Graphics tablets sometimes take a little bit of getting used to, but the fact that they are usually more sensitive and intuitive than a mouse means most serious electronic artists swear by them. Although these can be picked up pretty cheaply, it is best only using the budget models to try out tablets for the first time, and to quickly upgrade if you plan to be using one often.
Most animations require some sort of soundtrack, and you may need to create some of the sounds yourself. Sounds are input and output from a sound card or sound chip (which may be part of your PC's motherboard, or a separate card), and it is likely that the sound card which came with your computer will be suitable for your purposes.
The sound card will have an input for a microphone, a line-in, and a joypad or MIDI keyboard. A microphone is a handy thing to have for recording sound effects and voice tracks, but the budget models should be sufficient for this. The line in socket is used to record audio from an external device such as an ipod or cassette deck and requires a cable with a headphone jack at either end to use.
A MIDI keyboard can be useful if you are at-all musical and capable of creating your own music tracks. These are basically mini piano-style keyboards that interface with your PC and use the PC's software to generate sound, which is then output through the PC's speakers.
This list is in no way intended to be exhaustive, and splits the required software into a few broad categories of which a few representative examples are given. Where possible, any free or Open Source Software(OSS) available is highlighted.
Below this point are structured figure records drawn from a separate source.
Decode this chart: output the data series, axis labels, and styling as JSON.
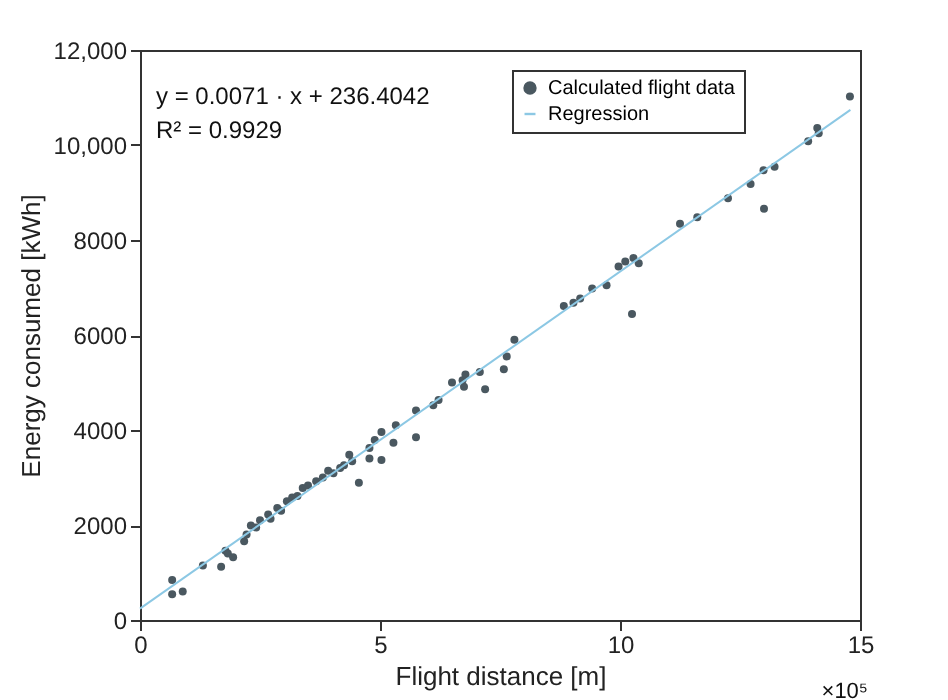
{
  "chart_data": {
    "type": "scatter",
    "xlabel": "Flight distance [m]",
    "ylabel": "Energy consumed [kWh]",
    "annotations": [
      "y = 0.0071 · x + 236.4042",
      "R² = 0.9929",
      "×10⁵"
    ],
    "xlim": [
      0,
      15
    ],
    "xticks": [
      0,
      5,
      10,
      15
    ],
    "ylim": [
      0,
      12000
    ],
    "yticks": [
      0,
      2000,
      4000,
      6000,
      8000,
      {
        "value": 10000,
        "label": "10,000"
      },
      {
        "value": 12000,
        "label": "12,000"
      }
    ],
    "grid": false,
    "legend": "top right",
    "series": [
      {
        "name": "Calculated flight data",
        "marker": "circle",
        "color": "#4a5860",
        "x": [
          0.67,
          0.67,
          0.89,
          1.31,
          1.69,
          1.78,
          1.83,
          1.94,
          2.17,
          2.22,
          2.31,
          2.42,
          2.5,
          2.67,
          2.72,
          2.86,
          2.94,
          3.06,
          3.17,
          3.28,
          3.39,
          3.5,
          3.67,
          3.81,
          3.92,
          4.03,
          4.17,
          4.25,
          4.36,
          4.42,
          4.56,
          4.78,
          4.89,
          4.78,
          5.03,
          5.03,
          5.28,
          5.33,
          5.75,
          5.75,
          6.11,
          6.22,
          6.5,
          6.72,
          6.75,
          6.78,
          7.08,
          7.19,
          7.58,
          7.64,
          7.8,
          8.83,
          9.03,
          9.17,
          9.42,
          9.72,
          9.97,
          10.11,
          10.28,
          10.39,
          10.25,
          11.25,
          11.61,
          12.25,
          12.72,
          13.0,
          12.99,
          13.22,
          13.92,
          14.11,
          14.14,
          14.79
        ],
        "values": [
          840,
          540,
          600,
          1150,
          1120,
          1460,
          1400,
          1320,
          1660,
          1800,
          1990,
          1950,
          2100,
          2220,
          2130,
          2360,
          2300,
          2500,
          2580,
          2610,
          2780,
          2830,
          2920,
          3000,
          3140,
          3090,
          3200,
          3260,
          3480,
          3340,
          2890,
          3620,
          3790,
          3400,
          3960,
          3370,
          3730,
          4100,
          4410,
          3850,
          4520,
          4630,
          5000,
          5050,
          4910,
          5170,
          5220,
          4860,
          5280,
          5550,
          5900,
          6610,
          6680,
          6770,
          6980,
          7050,
          7440,
          7550,
          7620,
          7510,
          6440,
          8340,
          8480,
          8880,
          9180,
          8660,
          9470,
          9540,
          10080,
          10360,
          10250,
          11020
        ]
      },
      {
        "name": "Regression",
        "type": "line",
        "marker": "none",
        "line_style": "solid",
        "color": "#8cc8e4",
        "x": [
          0,
          14.8
        ],
        "values": [
          240,
          10740
        ]
      }
    ]
  }
}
Image Manipulation Software
This is what you use to transform the images you work with, moulding them to fit the requirements of your animation, and modifying them to create the key elements. Any decent application will allow you to play with the size, colouring, and content of your images. It will allow you to splice them together into montages, to split them into their component parts, and much, much more. Whichever piece of software you use, taking the time to learn how to use it well will pay dividends in terms of the time it takes you to make an animation, and the animation's quality when it's done.
The market leader and industry standard is Adobe Photoshop, which can be an expensive purchase for a beginner. There are cheaper alternatives such as Paint Shop Pro available, and a reduced price version of Photoshop (with consequently reduced functionality) called Photoshop Elements is also on the market.
The leading OSS for image manipulation is The GIMP, an excellent and powerful alternative to commercial equivalents. The only problem with the GIMP is its non-standard interface which may prove daunting to beginners.
The leading software in 2D computer animation is Adobe Flash. This is program is commonly used to create animations for the Internet in SWF format, also known as "flash cartoons" or "flashtoons." It also has its own built-in programming language called Actionscript that can be applied to its animations.
For those looking to start in CG animation, the leading opensource alternative is Blender, frequently updated, and has an excellent user base to help newbies and pros alike. No program can be more highly recommended than Blender 3d. There are many Wikibooks on Blender.
There are many types of 3D animation software available. Some, like Maya, 3D Studio Max, and Cinema4D, are available from various sources for a commercial-size price. Maya, for example, can cost thousands for the higher-end versions - but it may be worth the money, as many professional CG companies use it.